Moon, who briefly chatted with Trump and Kim on a DMZ village before they sat for a two-way meeting, described the Trump-Kim summit as “historic.” He also called the summit “the fruits of amazing indignation,” saying it was arranged due to Trump’s “unprecedented” Twitter offer for a meeting and Kim’s “bold” decision to accept it.

Moon, a liberal who took office in 2017, has lobbied hard to set up diplomacy between Trump and Kim to help find a peaceful settlement of the North Korean nuclear crisis. He met Kim three times last year, and their first and second summits happened at the same DMZ village called Panmunjom.

During their meeting, Trump went across Panmunjom’s military demarcation line into North Korea, becoming the first sitting American president to step foot in the North’s soil since the end of the 1950-53 Korean War. Trump said he was “proud” to step over the borderline and thanked Kim for showing up for the meeting.

North Korea’s state media described Kim’s meeting with Trump as “an amazing event” and that both leaders expressed great satisfaction over the result of their talks.
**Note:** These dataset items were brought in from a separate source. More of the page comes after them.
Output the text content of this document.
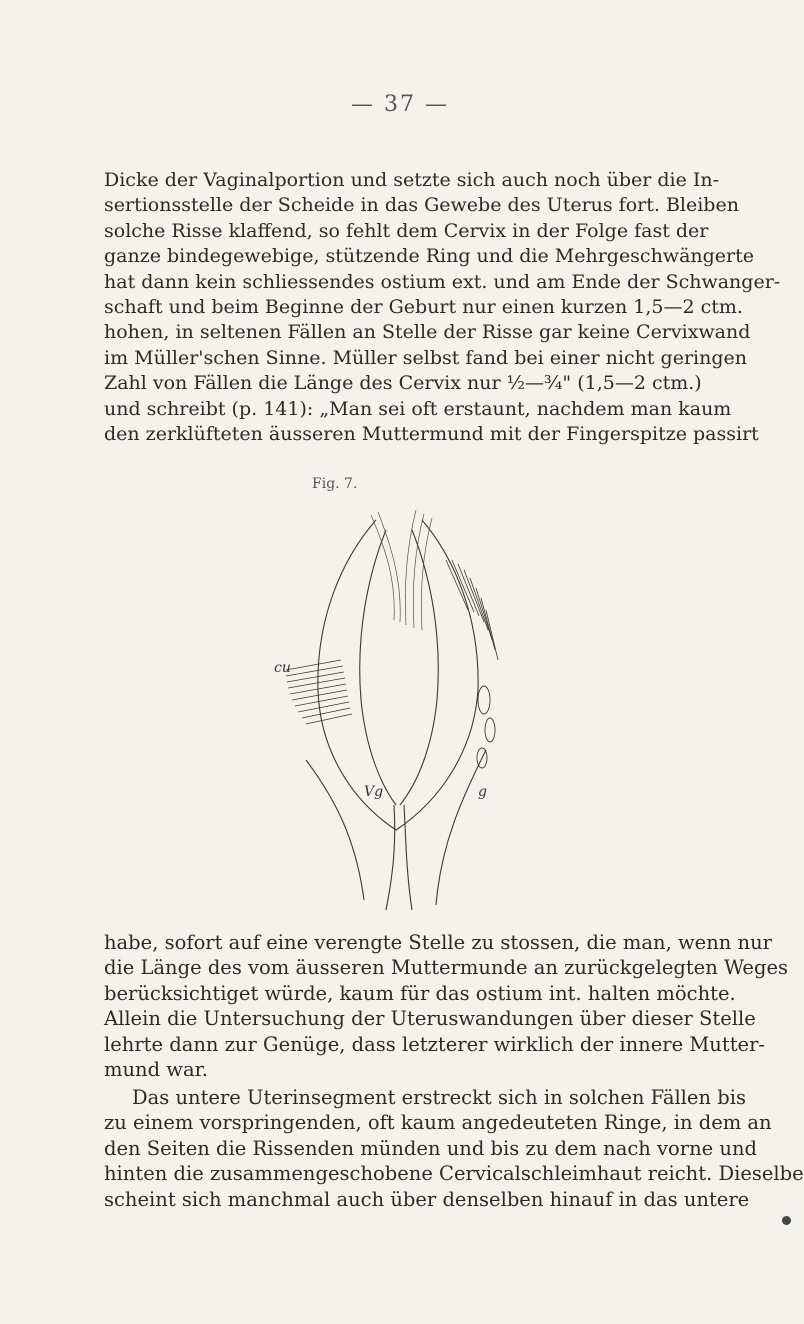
— 37 —

Dicke der Vaginalportion und setzte sich auch noch über die In-
sertionsstelle der Scheide in das Gewebe des Uterus fort. Bleiben
solche Risse klaffend, so fehlt dem Cervix in der Folge fast der
ganze bindegewebige, stützende Ring und die Mehrgeschwängerte
hat dann kein schliessendes ostium ext. und am Ende der Schwanger-
schaft und beim Beginne der Geburt nur einen kurzen 1,5—2 ctm.
hohen, in seltenen Fällen an Stelle der Risse gar keine Cervixwand
im Müller'schen Sinne. Müller selbst fand bei einer nicht geringen
Zahl von Fällen die Länge des Cervix nur ½—¾" (1,5—2 ctm.)
und schreibt (p. 141): „Man sei oft erstaunt, nachdem man kaum
den zerklüfteten äusseren Muttermund mit der Fingerspitze passirt

Fig. 7.
cu
Vg	g

habe, sofort auf eine verengte Stelle zu stossen, die man, wenn nur
die Länge des vom äusseren Muttermunde an zurückgelegten Weges
berücksichtiget würde, kaum für das ostium int. halten möchte.
Allein die Untersuchung der Uteruswandungen über dieser Stelle
lehrte dann zur Genüge, dass letzterer wirklich der innere Mutter-
mund war.

Das untere Uterinsegment erstreckt sich in solchen Fällen bis
zu einem vorspringenden, oft kaum angedeuteten Ringe, in dem an
den Seiten die Rissenden münden und bis zu dem nach vorne und
hinten die zusammengeschobene Cervicalschleimhaut reicht. Dieselbe
scheint sich manchmal auch über denselben hinauf in das untere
Moon’s government has also said it hopes the diplomatic momentum created by the latest Trump-Kim meeting would help revive inter-Korean dialogue and engagement that stopped amid an impasse in nuclear negotiations between Washington and Pyongyang.

The latest Trump-Kim summit may have created a momentum for further diplomacy, including working-level talks aimed at hammering out the terms of a mutually acceptable deal, but many experts say it remains unclear whether the negotiations would successfully address the fundamental differences between Washington and Pyongyang that were exposed in the second Kim-Trump summit in Vietnam in February.

The Hanoi summit ended without any agreement after Trump turned down Kim’s request for major sanctions relief in return for dismantling his main nuclear materials-making complex while leaving his already manufactured nuclear bombs and long-range missiles intact.